The stadium the Bears plan to build is "one of the largest construction projects in Illinois history." The team wants to build a gigantic enclosed stadium with lots of seating. Around the stadium, the Bears want to build a conglomerate of accessories, like hotels, offices, gyms, restaurants, etc.

In response to the Bears' ideas, some of the residents of Arlington Heights are not exactly fond of building a new stadium in their town. The reason is that the Bears will likely need financial assistance to complete the project.

Back in July, a group called Americans for Prosperity created a petition to maintain "equal treatment of businesses and good use of taxpayer dollars" within the village of Arlington Heights. They saw what the Bears were up to early and quickly jumped to put out what they believe is a future fire.

RELATED: What we learned about Bears' Arlington Park plan at stadium meeting 

While McCaskey repeated twice during the Bears' community meeting the team "will seek no public funding for direct stadium structure," he did mention they "will need help."

"There are broad, long-term public benefits of this project and we look forward to partnering with the various governmental bodies to secure additional funding and assistance needed to support the development of the remainder of the site," McCaskey said.

There are two spectrums to financing a stadium.

SoFi stadium, which was built for the Los Angeles Rams and Los Angeles Chargers, was completely funded by private investors. California taxpayers didn't pay a dime for the $5 billion stadium.

On the other hand, nearly half the cost of the Las Vegas Raiders' stadium (Allegiant Stadium) was financed by the public. The stadium costs $2 billion and $750 million will be paid through bonds over 30 years.

Allegiant Stadium represents the largest sum of public money ever used for a stadium project in the United States.
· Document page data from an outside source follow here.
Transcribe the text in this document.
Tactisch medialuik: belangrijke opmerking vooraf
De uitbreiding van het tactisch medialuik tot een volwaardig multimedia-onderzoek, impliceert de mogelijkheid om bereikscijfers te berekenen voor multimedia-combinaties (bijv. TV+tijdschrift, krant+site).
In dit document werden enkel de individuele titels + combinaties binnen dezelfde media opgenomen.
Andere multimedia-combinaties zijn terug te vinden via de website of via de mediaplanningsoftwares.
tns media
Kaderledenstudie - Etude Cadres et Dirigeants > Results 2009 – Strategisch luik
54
The Bears figure to be somewhere in the middle, but likely on the lower end of borrowing money. Since sports stadiums historically offer close to little benefits to the surrounding area, it's best to keep public funds close to a minimum.

Team president/CEO Ted Phillips assured folks who attended the meeting that zero buildings will be constructed with public funding. The Bears are looking for public financing for infrastructure, such as sewers.

So, who will pay for the Chicago Bears new stadium?

Likely, the Chicago Bears and a plethora of private investors will need to garner before they break ground.

As McCaskey said, there's a long way to go in the project. The organization has yet to close on the land but expects to by the end of 2022 or the start of 2023.

The village of Arlington Heights is still looking into options as to whether or not they want the stadium in their town. One thing we do know for right now, the Bears don't plan to call up the village asking for money for everything.